Parfois il leur est reproché d'être arriérés, d'avoir la "comprenette" un peu lente ou de ne pas faire l'effort de faire attention. Faire attention à quoi ? A ces petits merdeux qui les bousculent ou les agressent ? A ces pseudos intellectuels, qui forts d'une vanité que seule leur connerie égale (pardon pour le mot), leur jettent leur pseudo savoir à la figure ? A ces enfants ou petits-enfants soudain un peu trop encombrés, qui ont l'oubli et l'ingratitude faciles ? A tous ces gens qui, quoiqu'ils fassent ou pensent, ne peuvent nier qu'ils viennent tous de ces personnes qui un jour, elles aussi, ont été jeunes.
Cela vaut peut-être la peine d'avoir la "comprenette" un peu lente. Cela leur permet ainsi de réaliser moins vite la bêtise humaine.
Bêtise humaine ? Cruauté parfois, lorsque certaines maisons de retraite, censées adoucir les dernières années de nos chères têtes à cheveux gris se montrent à tel point impatientes qu'elles oublient avoir à faire à des êtres humains. Pourquoi changer les draps ? De toute façon ils sont bien trop faibles pour se rebeller ! Pourquoi faire l'effort de servir un bonne viande ? De toute façon les dents ne suivent plus ! (Même si tel est le cas pour certains c'est loin d'être le cas pour tous !!!)
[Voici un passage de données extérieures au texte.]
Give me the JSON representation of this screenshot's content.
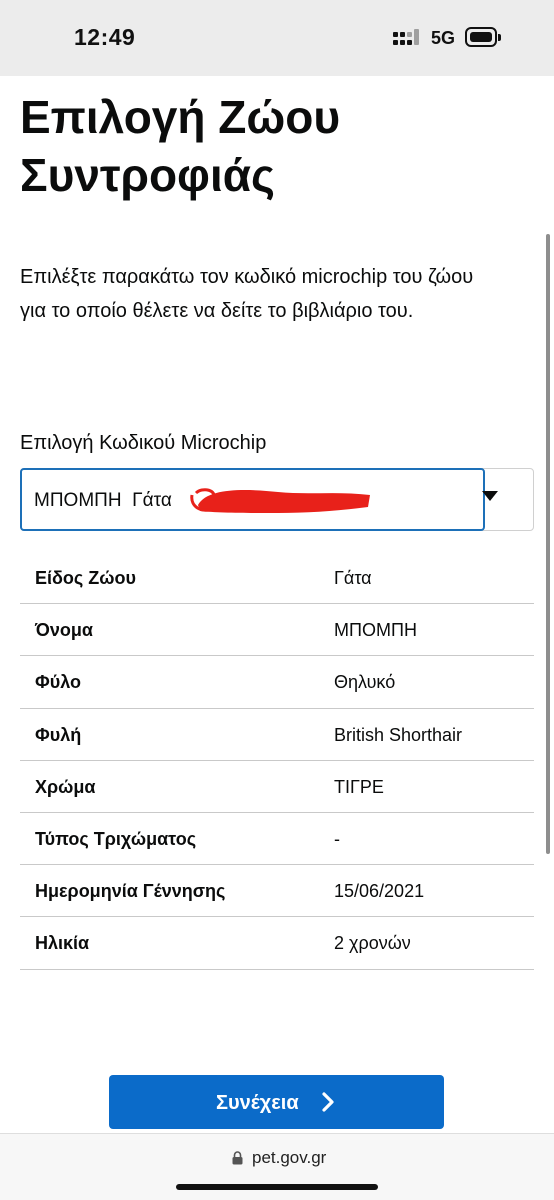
{
  "status_bar": {
    "time": "12:49",
    "network": "5G"
  },
  "page": {
    "title": "Επιλογή Ζώου Συντροφιάς",
    "intro": "Επιλέξτε παρακάτω τον κωδικό microchip του ζώου για το οποίο θέλετε να δείτε το βιβλιάριο του."
  },
  "microchip_select": {
    "label": "Επιλογή Κωδικού Microchip",
    "selected_value": "ΜΠΟΜΠΗ  Γάτα"
  },
  "details": {
    "rows": [
      {
        "label": "Είδος Ζώου",
        "value": "Γάτα"
      },
      {
        "label": "Όνομα",
        "value": "ΜΠΟΜΠΗ"
      },
      {
        "label": "Φύλο",
        "value": "Θηλυκό"
      },
      {
        "label": "Φυλή",
        "value": "British Shorthair"
      },
      {
        "label": "Χρώμα",
        "value": "ΤΙΓΡΕ"
      },
      {
        "label": "Τύπος Τριχώματος",
        "value": "-"
      },
      {
        "label": "Ημερομηνία Γέννησης",
        "value": "15/06/2021"
      },
      {
        "label": "Ηλικία",
        "value": "2 χρονών"
      }
    ]
  },
  "actions": {
    "continue_label": "Συνέχεια"
  },
  "browser": {
    "url": "pet.gov.gr"
  },
  "colors": {
    "primary_button": "#0b6bc9",
    "focus_border": "#1d70b8",
    "redaction": "#e8211a"
  },
  "icons": [
    "signal-icon",
    "battery-icon",
    "chevron-down-icon",
    "chevron-right-icon",
    "lock-icon"
  ]
}
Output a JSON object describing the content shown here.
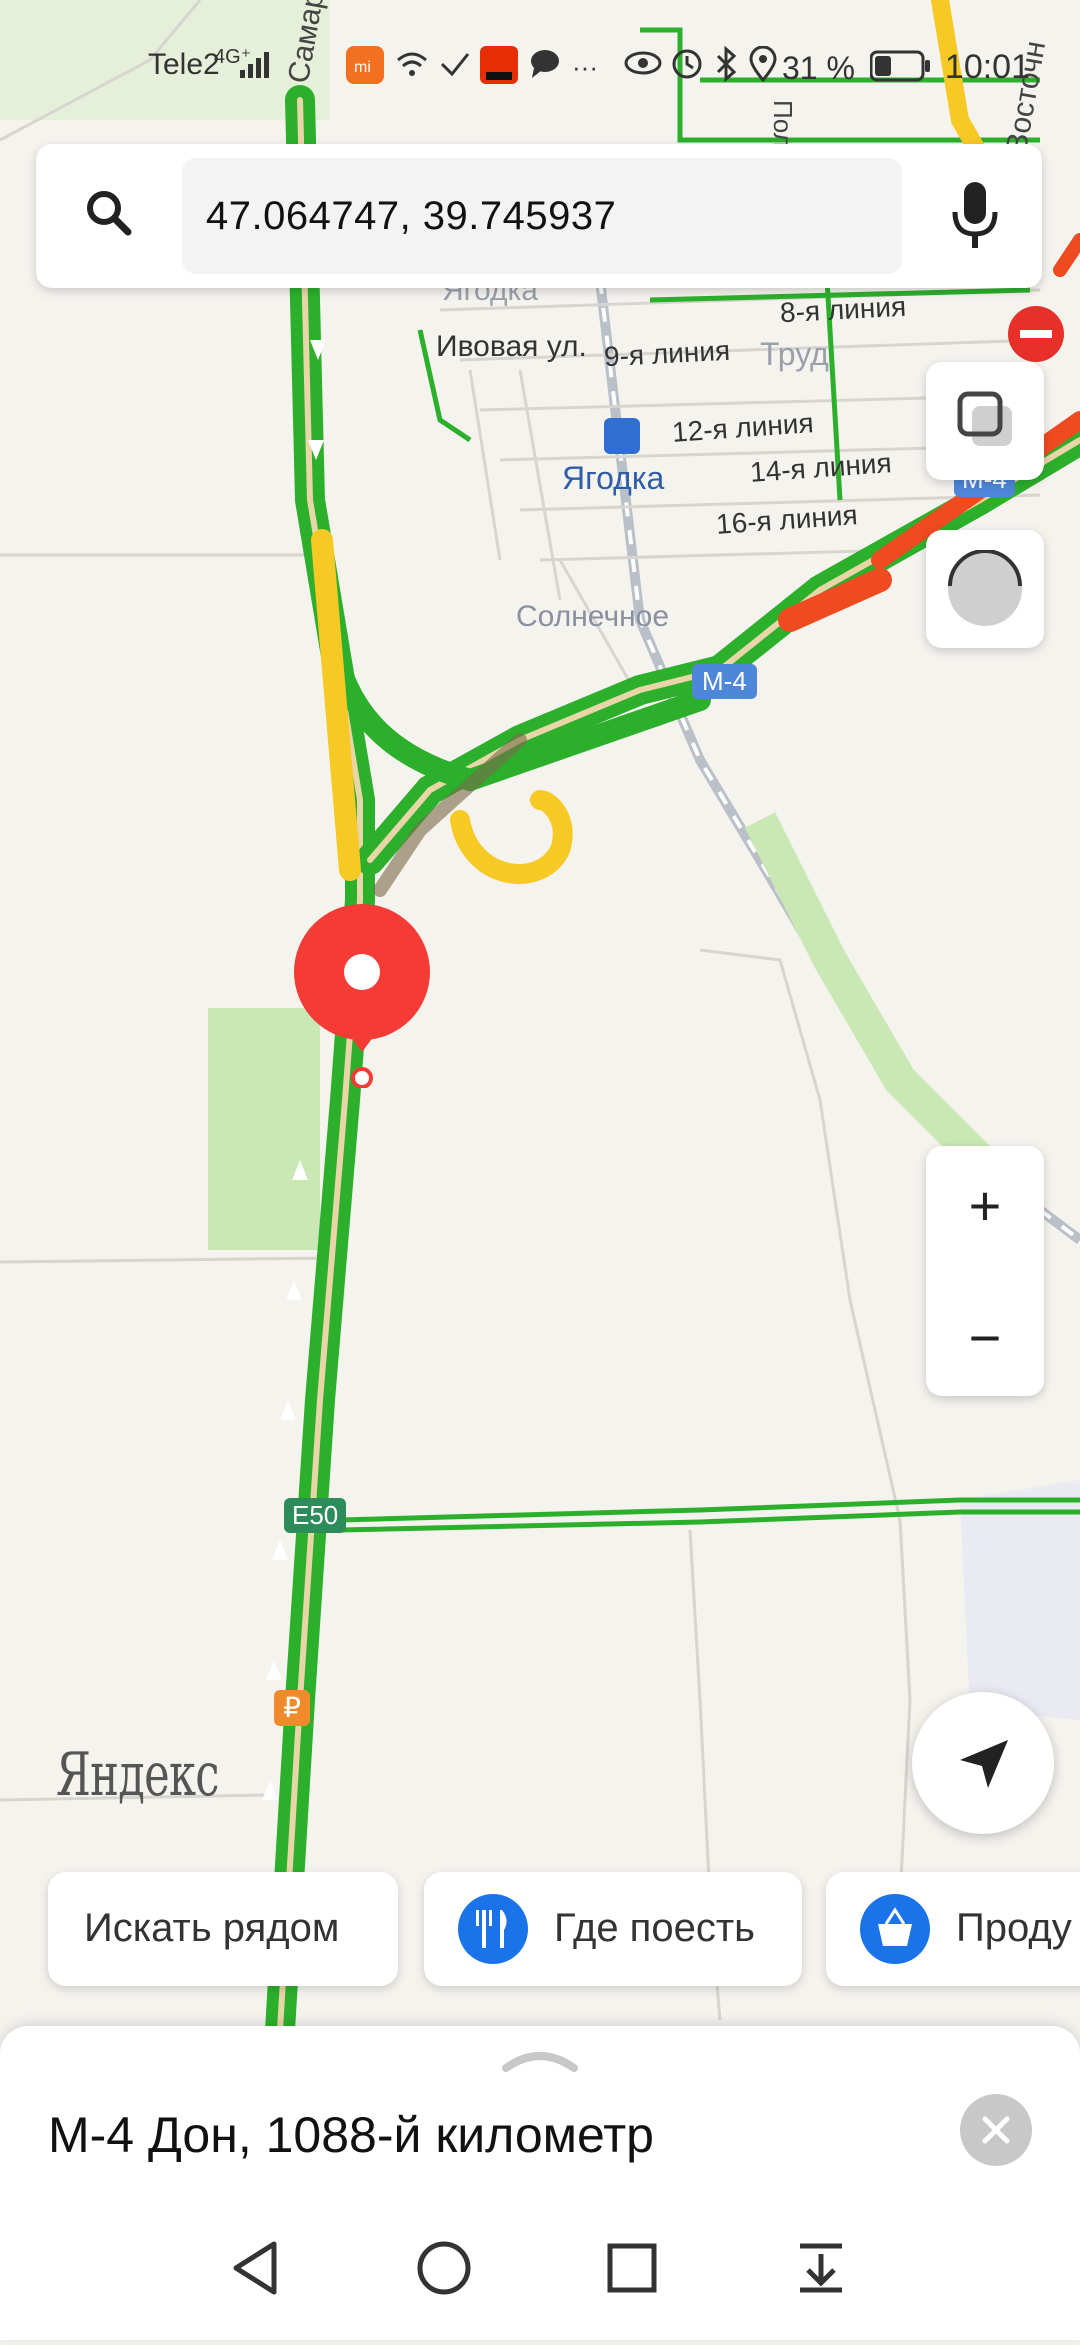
{
  "status_bar": {
    "carrier": "Tele2",
    "network": "4G⁺",
    "battery_percent": "31 %",
    "time": "10:01",
    "icons": [
      "mi-icon",
      "wifi-icon",
      "nfc-icon",
      "aliexpress-icon",
      "chat-icon",
      "more-icon",
      "eye-icon",
      "alarm-icon",
      "bluetooth-icon",
      "location-icon",
      "battery-icon"
    ]
  },
  "search": {
    "query": "47.064747, 39.745937",
    "search_icon": "search-icon",
    "voice_icon": "microphone-icon"
  },
  "map_labels": {
    "yagodka_top": "Ягодка",
    "ivovaya": "Ивовая ул.",
    "line8": "8-я линия",
    "line9": "9-я линия",
    "trud": "Труд",
    "line12": "12-я линия",
    "line14": "14-я линия",
    "line16": "16-я линия",
    "yagodka_station": "Ягодка",
    "solnechnoe": "Солнечное",
    "samarsk": "Самарск",
    "vostochn": "Восточн",
    "polev": "Поле",
    "m4_badge": "М-4",
    "m4_badge_right": "М-4",
    "e50_badge": "E50",
    "ruble": "₽"
  },
  "map_controls": {
    "layers_icon": "layers-icon",
    "traffic_icon": "traffic-light-icon",
    "zoom_in": "+",
    "zoom_out": "−",
    "locate_icon": "navigation-arrow-icon"
  },
  "brand": "Яндекс",
  "chips": [
    {
      "label": "Искать рядом",
      "icon": ""
    },
    {
      "label": "Где поесть",
      "icon": "fork-knife-icon"
    },
    {
      "label": "Проду",
      "icon": "basket-icon"
    }
  ],
  "sheet": {
    "title": "М-4 Дон, 1088-й километр",
    "close_icon": "close-icon",
    "handle_icon": "chevron-up-icon"
  },
  "nav_bar": {
    "back_icon": "back-triangle-icon",
    "home_icon": "home-circle-icon",
    "recent_icon": "recents-square-icon",
    "notif_icon": "notification-pulldown-icon"
  },
  "colors": {
    "traffic_green": "#2cb02c",
    "traffic_yellow": "#f6c925",
    "traffic_red": "#f04a21",
    "pin_red": "#f43b36",
    "accent_blue": "#1a73e8",
    "road_badge_blue": "#4e86d9",
    "road_badge_green": "#2c8c5a"
  }
}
Un fauteuil près du radiateur, un petit châle ou un gilet, une émission télé pour les "endormir". Surtout pas de discussion, pas d'échange avec ces puits d'histoires dont les souvenirs auraient de quoi nous tenir éveillés des soirées entières.
Avez-vous remarqué comment on s'adresse aux personnes âgées parfois ? Comme si, d'emblée, il était évident qu'elles n'allaient rien comprendre. "Alors, elle va bien mamie aujourd'hui ?" "Elle ne finit pas son dessert mémé" ? "Elle n'a pas trop froid la p'tite dame" ?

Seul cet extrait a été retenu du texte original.